ニュートリノを神岡の方向に向けるために親粒子であるπ中間子の進行方向を神岡に向ける電磁ホーンは、大強度ビームに耐えるためにターゲットから離したところに置く必要があります。そうすると磁場が弱くなるので、強磁場を発生させてπ中間子の向きを曲げるためには、装置が大きくなって施設内に入らなくなってしまう。解決のための工夫は、なかなか大変でした。大強度陽子ビームを当てて大強度のニュートリノビームを生成するためのターゲットは、大強度に対応するためには熱衝撃への対策や冷却方法の検討などが必要でした。

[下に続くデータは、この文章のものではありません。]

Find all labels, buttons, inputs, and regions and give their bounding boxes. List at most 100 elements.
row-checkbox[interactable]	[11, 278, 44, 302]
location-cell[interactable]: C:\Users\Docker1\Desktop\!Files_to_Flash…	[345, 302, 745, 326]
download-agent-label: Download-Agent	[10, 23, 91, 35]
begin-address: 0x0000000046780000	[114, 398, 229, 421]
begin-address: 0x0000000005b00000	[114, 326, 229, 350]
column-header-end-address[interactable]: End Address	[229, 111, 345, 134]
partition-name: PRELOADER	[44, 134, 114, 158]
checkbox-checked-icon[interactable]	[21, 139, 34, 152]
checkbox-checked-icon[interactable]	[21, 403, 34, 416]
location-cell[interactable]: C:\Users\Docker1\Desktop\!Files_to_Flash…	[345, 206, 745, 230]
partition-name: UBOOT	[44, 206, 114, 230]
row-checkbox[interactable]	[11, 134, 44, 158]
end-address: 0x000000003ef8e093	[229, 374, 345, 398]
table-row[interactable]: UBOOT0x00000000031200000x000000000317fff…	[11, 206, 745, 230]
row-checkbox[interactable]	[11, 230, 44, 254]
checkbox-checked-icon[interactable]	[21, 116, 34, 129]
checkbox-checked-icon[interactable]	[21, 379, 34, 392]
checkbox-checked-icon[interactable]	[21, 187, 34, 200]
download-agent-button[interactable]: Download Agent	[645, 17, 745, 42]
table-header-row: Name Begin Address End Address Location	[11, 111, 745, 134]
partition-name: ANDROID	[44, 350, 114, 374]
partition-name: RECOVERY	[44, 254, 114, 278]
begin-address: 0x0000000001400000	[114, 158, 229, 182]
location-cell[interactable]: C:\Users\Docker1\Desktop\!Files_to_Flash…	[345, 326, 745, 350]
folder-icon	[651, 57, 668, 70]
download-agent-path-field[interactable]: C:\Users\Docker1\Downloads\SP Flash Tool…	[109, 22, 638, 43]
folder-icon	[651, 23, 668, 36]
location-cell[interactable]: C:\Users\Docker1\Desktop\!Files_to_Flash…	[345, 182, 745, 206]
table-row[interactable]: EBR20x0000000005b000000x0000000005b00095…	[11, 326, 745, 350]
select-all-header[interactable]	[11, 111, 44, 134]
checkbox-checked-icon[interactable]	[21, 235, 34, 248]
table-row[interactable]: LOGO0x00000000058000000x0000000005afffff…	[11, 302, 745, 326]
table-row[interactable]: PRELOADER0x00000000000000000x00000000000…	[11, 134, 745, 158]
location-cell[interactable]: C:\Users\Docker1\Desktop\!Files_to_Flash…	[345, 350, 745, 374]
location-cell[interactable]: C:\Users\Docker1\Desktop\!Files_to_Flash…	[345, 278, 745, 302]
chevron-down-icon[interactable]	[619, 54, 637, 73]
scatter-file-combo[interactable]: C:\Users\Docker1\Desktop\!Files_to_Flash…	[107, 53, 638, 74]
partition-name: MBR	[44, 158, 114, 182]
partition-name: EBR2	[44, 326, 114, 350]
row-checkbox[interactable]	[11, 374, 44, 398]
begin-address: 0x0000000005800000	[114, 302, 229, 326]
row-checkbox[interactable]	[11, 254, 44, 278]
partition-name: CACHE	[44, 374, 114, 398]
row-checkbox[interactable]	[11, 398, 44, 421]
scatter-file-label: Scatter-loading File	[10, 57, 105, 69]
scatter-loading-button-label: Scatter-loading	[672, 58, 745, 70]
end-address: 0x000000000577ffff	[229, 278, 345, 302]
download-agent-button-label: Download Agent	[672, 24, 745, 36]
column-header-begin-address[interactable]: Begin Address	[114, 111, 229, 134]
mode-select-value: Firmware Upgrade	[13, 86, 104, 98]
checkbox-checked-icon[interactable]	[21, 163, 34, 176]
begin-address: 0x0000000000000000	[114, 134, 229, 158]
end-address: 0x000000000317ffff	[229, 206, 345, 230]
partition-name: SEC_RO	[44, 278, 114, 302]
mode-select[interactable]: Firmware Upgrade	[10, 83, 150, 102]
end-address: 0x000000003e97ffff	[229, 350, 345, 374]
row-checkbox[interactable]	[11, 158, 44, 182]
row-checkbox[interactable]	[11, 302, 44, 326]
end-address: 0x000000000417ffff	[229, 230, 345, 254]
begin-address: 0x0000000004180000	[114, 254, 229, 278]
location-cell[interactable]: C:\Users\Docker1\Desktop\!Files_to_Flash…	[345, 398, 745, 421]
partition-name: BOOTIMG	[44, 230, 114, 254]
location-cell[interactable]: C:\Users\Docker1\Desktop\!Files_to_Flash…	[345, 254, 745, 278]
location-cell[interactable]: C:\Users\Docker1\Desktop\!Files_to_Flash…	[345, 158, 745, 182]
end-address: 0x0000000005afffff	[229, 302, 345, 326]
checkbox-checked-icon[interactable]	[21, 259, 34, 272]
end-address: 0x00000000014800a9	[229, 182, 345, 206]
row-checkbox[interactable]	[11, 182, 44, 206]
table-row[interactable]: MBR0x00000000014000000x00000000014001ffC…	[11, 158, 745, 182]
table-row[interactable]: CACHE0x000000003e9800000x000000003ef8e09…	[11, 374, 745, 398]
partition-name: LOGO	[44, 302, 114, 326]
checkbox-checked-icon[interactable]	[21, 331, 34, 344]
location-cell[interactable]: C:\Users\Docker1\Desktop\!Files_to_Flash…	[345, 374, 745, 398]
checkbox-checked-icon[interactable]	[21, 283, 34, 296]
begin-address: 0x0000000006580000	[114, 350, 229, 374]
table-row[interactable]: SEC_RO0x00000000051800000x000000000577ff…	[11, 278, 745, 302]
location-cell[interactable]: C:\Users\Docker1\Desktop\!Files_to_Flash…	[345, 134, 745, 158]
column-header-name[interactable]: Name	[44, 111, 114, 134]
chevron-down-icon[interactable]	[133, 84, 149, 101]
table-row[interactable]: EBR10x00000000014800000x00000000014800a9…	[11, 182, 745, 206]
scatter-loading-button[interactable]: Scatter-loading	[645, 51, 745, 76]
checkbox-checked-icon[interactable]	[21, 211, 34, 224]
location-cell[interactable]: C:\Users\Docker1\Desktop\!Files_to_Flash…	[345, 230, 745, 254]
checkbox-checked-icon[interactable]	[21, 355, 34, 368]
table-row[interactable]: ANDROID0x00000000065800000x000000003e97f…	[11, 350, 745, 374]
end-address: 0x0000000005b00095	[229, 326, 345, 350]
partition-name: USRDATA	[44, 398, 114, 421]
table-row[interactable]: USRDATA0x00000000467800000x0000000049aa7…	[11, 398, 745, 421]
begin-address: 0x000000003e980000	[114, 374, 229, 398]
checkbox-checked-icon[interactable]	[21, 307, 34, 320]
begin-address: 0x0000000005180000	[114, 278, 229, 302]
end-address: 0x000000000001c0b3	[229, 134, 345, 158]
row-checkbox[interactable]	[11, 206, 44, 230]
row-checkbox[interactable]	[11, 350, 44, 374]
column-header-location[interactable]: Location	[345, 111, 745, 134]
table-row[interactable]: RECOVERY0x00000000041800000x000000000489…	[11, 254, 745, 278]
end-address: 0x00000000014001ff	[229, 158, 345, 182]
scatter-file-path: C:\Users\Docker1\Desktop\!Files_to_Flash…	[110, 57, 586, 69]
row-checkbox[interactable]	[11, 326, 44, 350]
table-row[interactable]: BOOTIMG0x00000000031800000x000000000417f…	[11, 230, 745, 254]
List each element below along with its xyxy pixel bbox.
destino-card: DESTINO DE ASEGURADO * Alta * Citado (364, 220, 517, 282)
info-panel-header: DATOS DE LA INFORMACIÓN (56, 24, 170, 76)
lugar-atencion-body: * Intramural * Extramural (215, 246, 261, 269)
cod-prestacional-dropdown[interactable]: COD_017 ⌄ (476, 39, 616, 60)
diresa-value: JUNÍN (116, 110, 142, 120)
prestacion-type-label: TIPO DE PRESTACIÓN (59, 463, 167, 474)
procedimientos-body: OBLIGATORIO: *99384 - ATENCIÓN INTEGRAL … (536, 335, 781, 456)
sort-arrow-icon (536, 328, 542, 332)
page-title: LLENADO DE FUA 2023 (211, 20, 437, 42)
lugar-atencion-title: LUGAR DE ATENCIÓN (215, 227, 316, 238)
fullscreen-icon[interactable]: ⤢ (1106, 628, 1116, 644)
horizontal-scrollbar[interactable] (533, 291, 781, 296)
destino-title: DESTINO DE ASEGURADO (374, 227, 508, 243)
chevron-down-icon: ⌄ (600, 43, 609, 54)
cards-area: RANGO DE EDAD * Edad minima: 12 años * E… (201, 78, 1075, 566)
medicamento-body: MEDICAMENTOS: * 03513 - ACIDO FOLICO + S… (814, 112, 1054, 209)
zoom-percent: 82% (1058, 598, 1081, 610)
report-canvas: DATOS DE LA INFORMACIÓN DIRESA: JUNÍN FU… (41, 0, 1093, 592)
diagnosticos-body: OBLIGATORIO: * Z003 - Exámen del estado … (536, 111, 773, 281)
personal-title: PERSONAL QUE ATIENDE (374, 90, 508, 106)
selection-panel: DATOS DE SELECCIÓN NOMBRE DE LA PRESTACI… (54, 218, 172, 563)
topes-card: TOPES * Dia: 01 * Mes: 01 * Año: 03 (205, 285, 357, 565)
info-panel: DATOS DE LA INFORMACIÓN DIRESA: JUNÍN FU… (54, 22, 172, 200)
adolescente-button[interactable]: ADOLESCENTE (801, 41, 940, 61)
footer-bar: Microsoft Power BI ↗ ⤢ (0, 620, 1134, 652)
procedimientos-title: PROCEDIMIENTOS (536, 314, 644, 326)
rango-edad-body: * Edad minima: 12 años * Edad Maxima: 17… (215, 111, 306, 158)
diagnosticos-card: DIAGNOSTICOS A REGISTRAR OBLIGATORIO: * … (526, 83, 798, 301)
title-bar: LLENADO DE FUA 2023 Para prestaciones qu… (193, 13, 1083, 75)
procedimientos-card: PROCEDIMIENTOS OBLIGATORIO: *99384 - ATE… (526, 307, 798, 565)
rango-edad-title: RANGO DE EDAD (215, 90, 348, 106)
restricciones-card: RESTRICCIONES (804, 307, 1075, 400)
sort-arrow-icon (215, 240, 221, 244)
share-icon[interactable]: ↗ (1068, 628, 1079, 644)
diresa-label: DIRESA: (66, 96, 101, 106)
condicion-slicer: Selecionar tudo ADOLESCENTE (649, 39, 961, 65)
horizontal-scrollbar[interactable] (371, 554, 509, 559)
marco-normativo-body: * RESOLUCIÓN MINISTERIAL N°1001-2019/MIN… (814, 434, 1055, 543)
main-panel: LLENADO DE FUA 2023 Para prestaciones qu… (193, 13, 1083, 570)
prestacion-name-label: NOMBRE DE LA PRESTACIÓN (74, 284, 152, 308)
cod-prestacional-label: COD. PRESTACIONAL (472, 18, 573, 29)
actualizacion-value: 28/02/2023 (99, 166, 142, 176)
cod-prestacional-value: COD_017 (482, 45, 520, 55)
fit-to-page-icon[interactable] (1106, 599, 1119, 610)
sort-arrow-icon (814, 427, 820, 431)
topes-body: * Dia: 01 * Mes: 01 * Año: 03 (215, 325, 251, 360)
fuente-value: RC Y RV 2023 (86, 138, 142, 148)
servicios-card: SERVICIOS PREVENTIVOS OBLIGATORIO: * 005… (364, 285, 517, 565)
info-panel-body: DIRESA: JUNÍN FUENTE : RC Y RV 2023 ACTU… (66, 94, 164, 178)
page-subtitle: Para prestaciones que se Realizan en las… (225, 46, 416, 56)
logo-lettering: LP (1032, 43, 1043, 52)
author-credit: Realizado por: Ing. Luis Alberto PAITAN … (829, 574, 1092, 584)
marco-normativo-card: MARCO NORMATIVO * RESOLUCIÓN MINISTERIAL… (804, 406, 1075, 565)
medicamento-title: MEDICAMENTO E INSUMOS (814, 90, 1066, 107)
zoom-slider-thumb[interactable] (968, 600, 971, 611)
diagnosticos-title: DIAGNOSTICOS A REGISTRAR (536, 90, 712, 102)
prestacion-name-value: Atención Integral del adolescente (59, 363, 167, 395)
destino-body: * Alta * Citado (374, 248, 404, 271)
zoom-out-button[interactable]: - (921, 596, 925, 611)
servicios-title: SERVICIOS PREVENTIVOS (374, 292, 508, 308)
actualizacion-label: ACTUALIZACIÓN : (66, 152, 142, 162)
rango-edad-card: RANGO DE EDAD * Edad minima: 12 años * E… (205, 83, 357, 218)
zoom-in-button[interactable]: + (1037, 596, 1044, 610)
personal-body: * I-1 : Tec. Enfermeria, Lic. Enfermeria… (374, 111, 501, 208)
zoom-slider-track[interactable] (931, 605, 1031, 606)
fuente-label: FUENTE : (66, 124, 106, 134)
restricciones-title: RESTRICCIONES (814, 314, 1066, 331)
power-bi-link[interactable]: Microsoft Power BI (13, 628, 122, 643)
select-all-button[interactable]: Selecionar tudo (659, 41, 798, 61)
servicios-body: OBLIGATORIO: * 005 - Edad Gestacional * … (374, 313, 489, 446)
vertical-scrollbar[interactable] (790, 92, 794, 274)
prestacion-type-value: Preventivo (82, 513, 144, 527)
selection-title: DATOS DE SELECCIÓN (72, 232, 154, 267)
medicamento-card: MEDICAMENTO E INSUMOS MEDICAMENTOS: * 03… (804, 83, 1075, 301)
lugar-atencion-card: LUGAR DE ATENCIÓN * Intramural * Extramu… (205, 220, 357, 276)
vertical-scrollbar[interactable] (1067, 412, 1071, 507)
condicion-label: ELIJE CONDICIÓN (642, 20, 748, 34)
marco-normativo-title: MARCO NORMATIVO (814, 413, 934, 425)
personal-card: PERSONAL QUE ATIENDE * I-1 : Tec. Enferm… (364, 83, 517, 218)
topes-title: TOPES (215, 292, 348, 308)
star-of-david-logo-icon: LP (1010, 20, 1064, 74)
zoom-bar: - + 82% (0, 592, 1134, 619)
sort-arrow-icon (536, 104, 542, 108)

■解析において、成果に一番貢献したことは何だったとお考えですか?
今年4月にCP対称性の破れの大きさを決める量である「CP位相角」の取り得る範囲を大きく絞り込む成果を発表しました。この測定にいち早く着手することを提唱したことは、大きかったと思っています。2012年に中国のDaya Bayという原子炉からのニュートリノを使う実験が、当時T2Kが測定しようとしていた混合角θ13を先に測定してしまうということがありました。そこで、そのθ13の値を使って反ニュートリノのデータが無くてもCP位相角の値を求められる見通しを簡単な手計算で示し、「できるから、早くやろう」と提唱して、T2K実験の新しい目標が定まりました。現在は、反ニュートリノのデータが取れるようになったことで、より高精度でCP位相角を決める取り組みが進んでいます。
■最後に、今後の抱負と、研究者を志す若い皆さんにメッセージをお願いします。
T2K実験はまだまだ道半ばです。まずは、CP位相角の値をより絞り込むことで、ニュートリノでCP対称性が破れているのかどうかを見極めたい。その後、CP位相角の大きさを正確に決めることで、CP対称性の破れがどの程度の大きさなのかまで知りたいです。ビーム強度が上がってきたことで、その実現が、より確実に見えてきました。今後も、大強度ビームを用いたデータの蓄積と、2021年に予定されている前置検出器のアップグレードにより、着実に進めていきます。
若い皆さんには、どこに行っても大変なことはある。なので好きなことを、がむしゃらにやってほしいです。